Science

Uber Freight and Amazon Prepare to Fight Over Future-Trucking

Pixabay

Trucks allow the economy to function. There would be no sprawling grocery stores, online shopping, or other businesses without this vast network of drivers criss-crossing the country. Yet many people don’t think about this industry — until now, thanks to competing initiatives from Uber and Amazon, which are both working on services to change the future of trucking.

Both companies have similar ideas. Uber has slowly launched a service called Uber Freight that connects businesses that need to ship things with truckers willing to drive them. Amazon is said to be working on a similar product, first for its own use, and then for everyone else who needs to find a way to get a product from a California warehouse to a Vermont doorstep.

Uber Freight makes sense. The company is built on connecting people with drivers, and it acquired a startup called Otto in August to build autonomous trucks capable of traversing the country’s highways without the assistance of a human driver. Uber could use the service to make shipping more convenient, teach its self-driving trucks, and usher in the era of autonomy.

Amazon’s service would be similar in its intentions. The company’s working on and Uber-like app to fill its own needs — much of its business depends on getting items from points A to B — by making it easier to handle shipments and cut out broker fees.

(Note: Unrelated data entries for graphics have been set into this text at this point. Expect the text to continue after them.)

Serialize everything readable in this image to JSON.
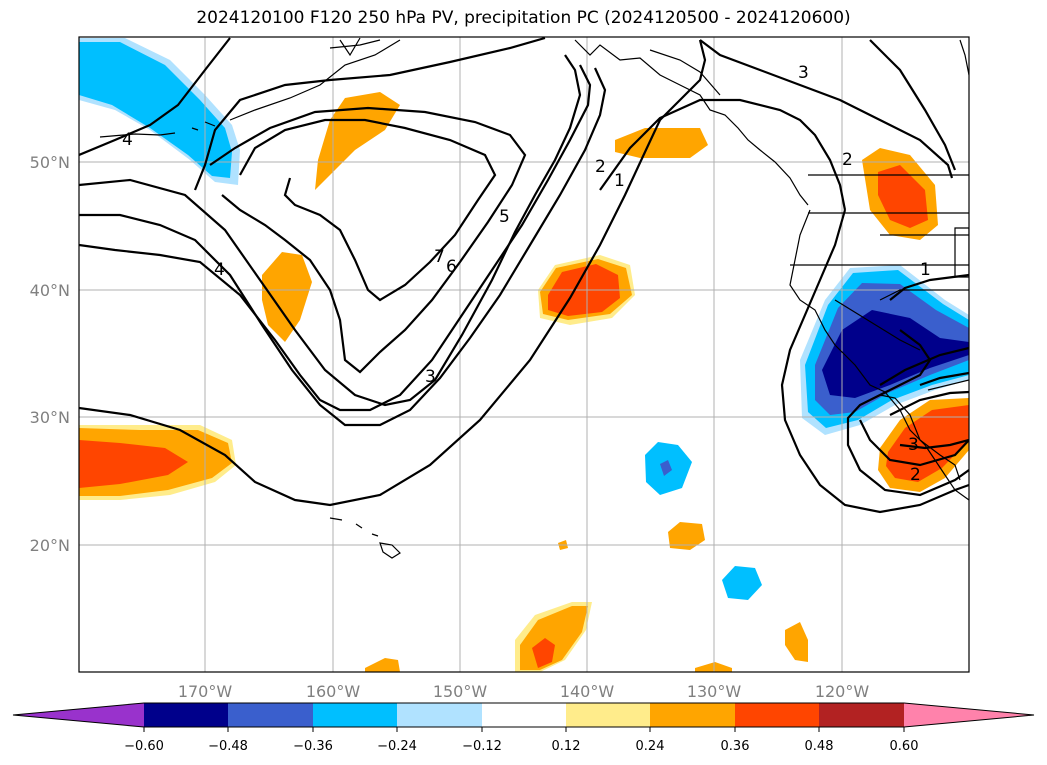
{
  "title": "2024120100 F120 250 hPa PV, precipitation PC (2024120500 - 2024120600)",
  "map": {
    "lon_labels": [
      "170°W",
      "160°W",
      "150°W",
      "140°W",
      "130°W",
      "120°W"
    ],
    "lat_labels": [
      "50°N",
      "40°N",
      "30°N",
      "20°N"
    ],
    "contour_labels": [
      {
        "id": "4-west",
        "text": "4"
      },
      {
        "id": "4-mid",
        "text": "4"
      },
      {
        "id": "7",
        "text": "7"
      },
      {
        "id": "6",
        "text": "6"
      },
      {
        "id": "5",
        "text": "5"
      },
      {
        "id": "3-mid",
        "text": "3"
      },
      {
        "id": "2-trough",
        "text": "2"
      },
      {
        "id": "1-trough",
        "text": "1"
      },
      {
        "id": "3-ne",
        "text": "3"
      },
      {
        "id": "2-coast",
        "text": "2"
      },
      {
        "id": "1-coast",
        "text": "1"
      },
      {
        "id": "3-sw",
        "text": "3"
      },
      {
        "id": "2-sw",
        "text": "2"
      }
    ]
  },
  "colorbar": {
    "ticks": [
      "−0.60",
      "−0.48",
      "−0.36",
      "−0.24",
      "−0.12",
      "0.12",
      "0.24",
      "0.36",
      "0.48",
      "0.60"
    ],
    "colors": [
      "#9932cc",
      "#00008b",
      "#3a5fcd",
      "#00bfff",
      "#b0e2ff",
      "#ffffff",
      "#ffec8b",
      "#ffa500",
      "#ff4500",
      "#b22222",
      "#ff82ab"
    ]
  }
}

Those fees could make both of these services more appealing to businesses and drivers. Brokers can take large percentages of a manufacturer/ distributor’s fee to a shipping company in exchange for matching them up. Uber and Amazon will help the two sides of the business communicate with each other and could take a smaller cut of the payment. This would make shipping products more lucrative for everyone.

But the services are likely to differ in their execution. Uber is a platform that, for the most part, only makes its money by taking a cut from all the transactions it helps facilitate. The company’s often-controversial practice of raising fees at peak hours (“surge pricing”) could also make it hard for companies to know how much they’re going to spend at any given time.

Amazon is more interested in selling things to people and helping others do the same. That’s why it offers products like Amazon Web Services — the company needed a way to make sure its website performed as well as it could, so it built one, and then it turned it into another revenue source by giving others access to it. The same could happen with trucking.

Now the question is which approach is going to prove more popular: Uber’s plan to use Uber Freight as a teaching tool for its autonomous trucks while potentially making money via surge pricing, or Amazon’s hope to make truckers and businesses happier while making a few bucks in the process. (Uber declined to comment for this story.) We’ll find out soon, as Uber Freight’s expected to debut in 2017 and if the secretive Amazon has let slip information about its service, chances are good that it won’t be too far behind.